During the Bush administration, 60 Plus was linked to several dubious political campaigns, and had ties to Jack Abramoff. The investigation of the lobbyist revealed that in 2001, Abramoff told one of his clients, the Coushatta Tribe of Louisiana to give $25,000 intended for Tom DeLay's political action committee to 60 Plus, although the tribe’s primary interest was in gambling legislation. (A lawyer for the tribe said that Abramoff advised them that the donation would help the tribe win clout with the Republican leadership in Congress.)
But for several years Big Pharma was 60 Plus' major benefactor. According to a 2006 investigation by the AARP Bulletin, the pharmaceutical industry accounted for "virtually all of [60 Plus'] largest contributions" in the early years of this decade. In return, the group lobbied hard against state laws that would have reduced prescription-drug prices. On one occasion, the industry hired Bonner & Associates (a Washington strategic operation currently being investigated by Congress for forging letters opposing cap and trade and sending them to lawmakers). Bonner paid callers to read from scripts that identified them as members of 60 Plus and urged citizens to tell their governor to veto the legislation. Pfizer later admitted to funding the calls. Ken Johnson Sr., a vice president of PhRMA, told Mother Jones that the organization has not given 60 Plus any money since 2004.
This year, 60 Plus has been tirelessly working to torpedo Obama's health care reform with a series of misleading and alarmist ads. On August 10, 60 Plus released a television ad warning that "The government—not doctors—will decide if older patients are worth the cost." A recent mailing from 60 Plus told recipients that proposed changes to Medicare would mean "longer wait times at hospitals and doctors' offices, less money for new treatments, restrictions on care, prescriptions and what's best for you—the patient!" And a flyer distributed in Nebraska by 60 Plus features a picture of ailing elderly people and quotes Obama out of context saying, "Maybe you're better off not having the surgery, but taking the painkiller."
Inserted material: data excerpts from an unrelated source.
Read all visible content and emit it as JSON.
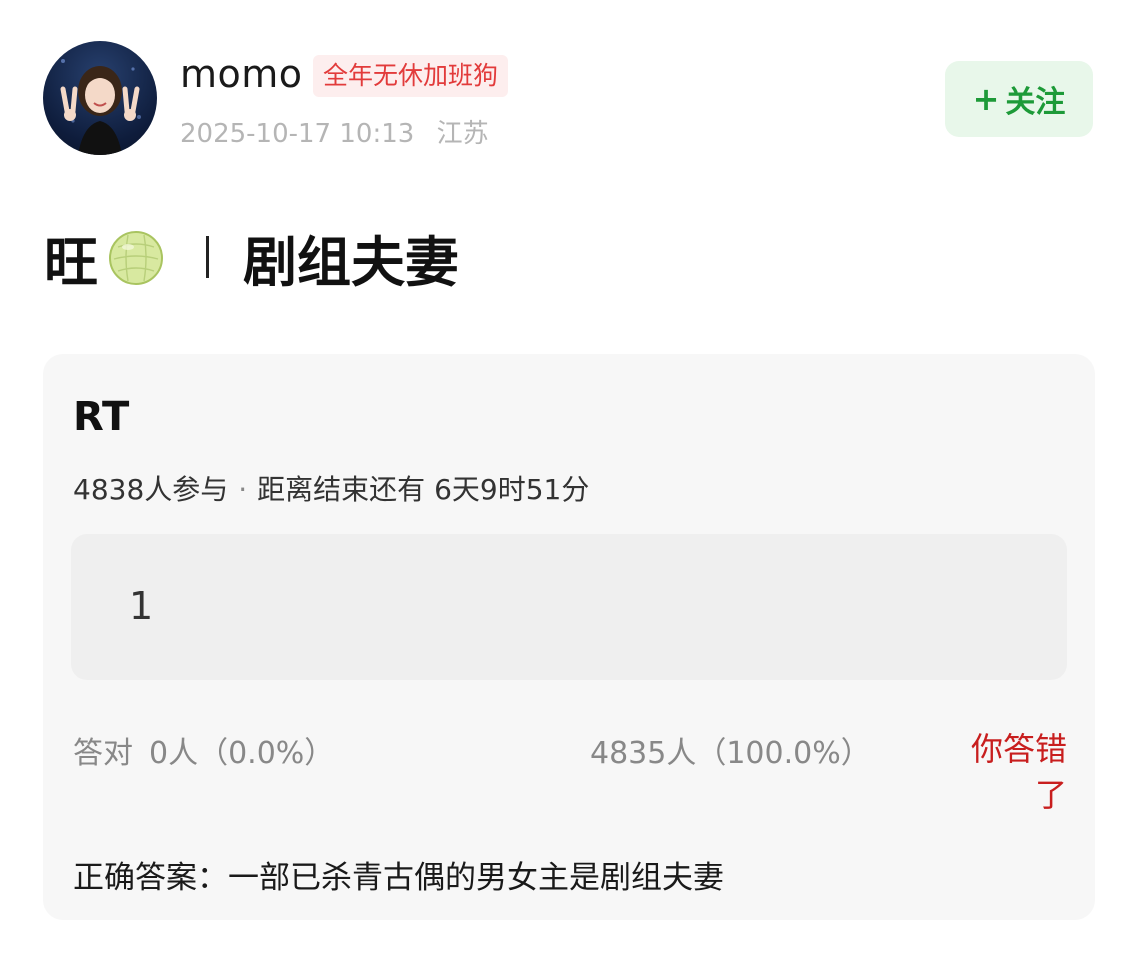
{
  "post": {
    "author": {
      "name": "momo",
      "badge": "全年无休加班狗",
      "timestamp": "2025-10-17 10:13",
      "location": "江苏"
    },
    "follow_button": {
      "icon": "plus-icon",
      "label": "关注"
    },
    "title": {
      "prefix": "旺",
      "emoji": "melon-icon",
      "main": "剧组夫妻"
    }
  },
  "quiz": {
    "question": "RT",
    "participants": "4838人参与",
    "separator": "·",
    "deadline": "距离结束还有 6天9时51分",
    "options": [
      {
        "label": "1"
      }
    ],
    "correct_label": "答对",
    "correct_stat": "0人（0.0%）",
    "wrong_stat": "4835人（100.0%）",
    "result": "你答错了",
    "answer": "正确答案：一部已杀青古偶的男女主是剧组夫妻"
  },
  "colors": {
    "badge_text": "#e23b3b",
    "badge_bg": "#fdeeee",
    "follow_text": "#1d9a38",
    "follow_bg": "#e8f7ea",
    "wrong_text": "#c81e1e",
    "card_bg": "#f7f7f7"
  }
}
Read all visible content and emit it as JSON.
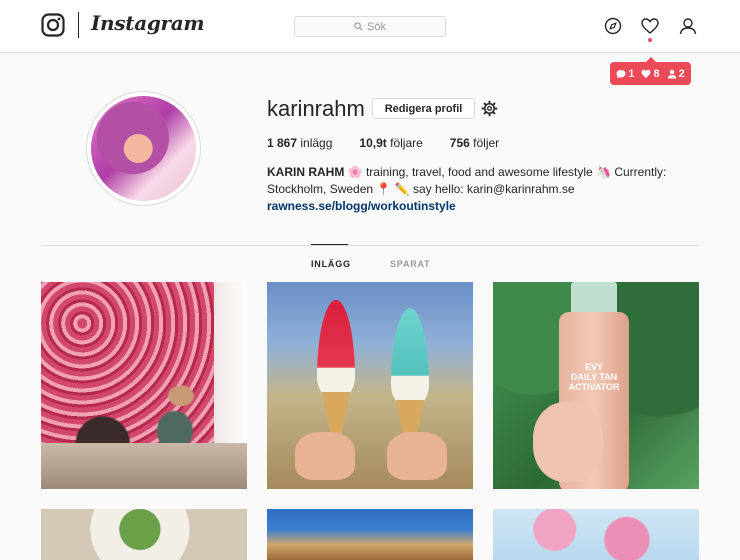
{
  "app": {
    "wordmark": "Instagram"
  },
  "search": {
    "placeholder": "Sök"
  },
  "notifications": {
    "comments": "1",
    "likes": "8",
    "followers": "2"
  },
  "profile": {
    "username": "karinrahm",
    "edit_label": "Redigera profil",
    "stats": {
      "posts_value": "1 867",
      "posts_label": "inlägg",
      "followers_value": "10,9t",
      "followers_label": "följare",
      "following_value": "756",
      "following_label": "följer"
    },
    "bio": {
      "name": "KARIN RAHM",
      "text": "🌸 training, travel, food and awesome lifestyle 🦄 Currently: Stockholm, Sweden 📍 ✏️ say hello: karin@karinrahm.se",
      "link": "rawness.se/blogg/workoutinstyle"
    }
  },
  "tabs": [
    {
      "label": "INLÄGG",
      "active": true
    },
    {
      "label": "SPARAT",
      "active": false
    }
  ],
  "posts": [
    {
      "subject": "flower-wall"
    },
    {
      "subject": "ice-creams"
    },
    {
      "subject": "evy-bottle",
      "text": "EVY\nDAILY TAN\nACTIVATOR"
    },
    {
      "subject": "food-plate"
    },
    {
      "subject": "city-buildings"
    },
    {
      "subject": "cherry-blossom"
    }
  ],
  "colors": {
    "accent": "#ed4956",
    "link": "#003569",
    "border": "#dbdbdb"
  }
}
Conservatives for Patients Rights
CPR was founded by discredited hospital executive Rick Scott, who has emerged as perhaps the most dogged opponent of a Medicare-style public option that would cover uninsured Americans. To sell its message, CPR has enlisted the services of the same PR firm that brought you the Swiftboating of John Kerry: CRC Public Relations. So it should come as no surprise that its million-dollar ads on television and talk radio feature highly questionable assertions to scare citizens into sticking with the status quo. In one ad, an announcer ominously intoned that reform "could put a bureaucrat in charge of your medical decisions, not you." A CPR flyer referred to the public option as "Patient Enemy #1."
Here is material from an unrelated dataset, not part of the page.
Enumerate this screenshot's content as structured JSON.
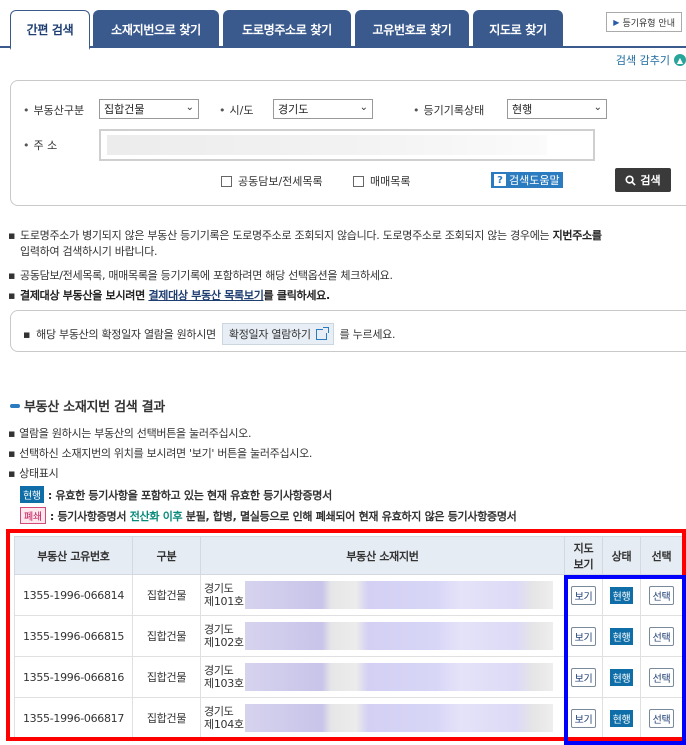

Scott claims that he will spend as much as $20 million dollars to defeat health care reform—he has already kicked in $5 million of his own funds to jump-start CPR's media blitz. As Mother Jones has previously reported, he owns an urgent care company called Solantis. That gives him a direct incentive to block the expansion of health insurance coverage. To that end, CPR has sought to whip up frenzies at town hall forums during the August congressional recess, issuing alerts for meetings around the country and posting video footage of heated exchanges on its website. Earlier this month, White House press secretary Robert Gibbs denounced CPR for "organizing and manufacturing that anger."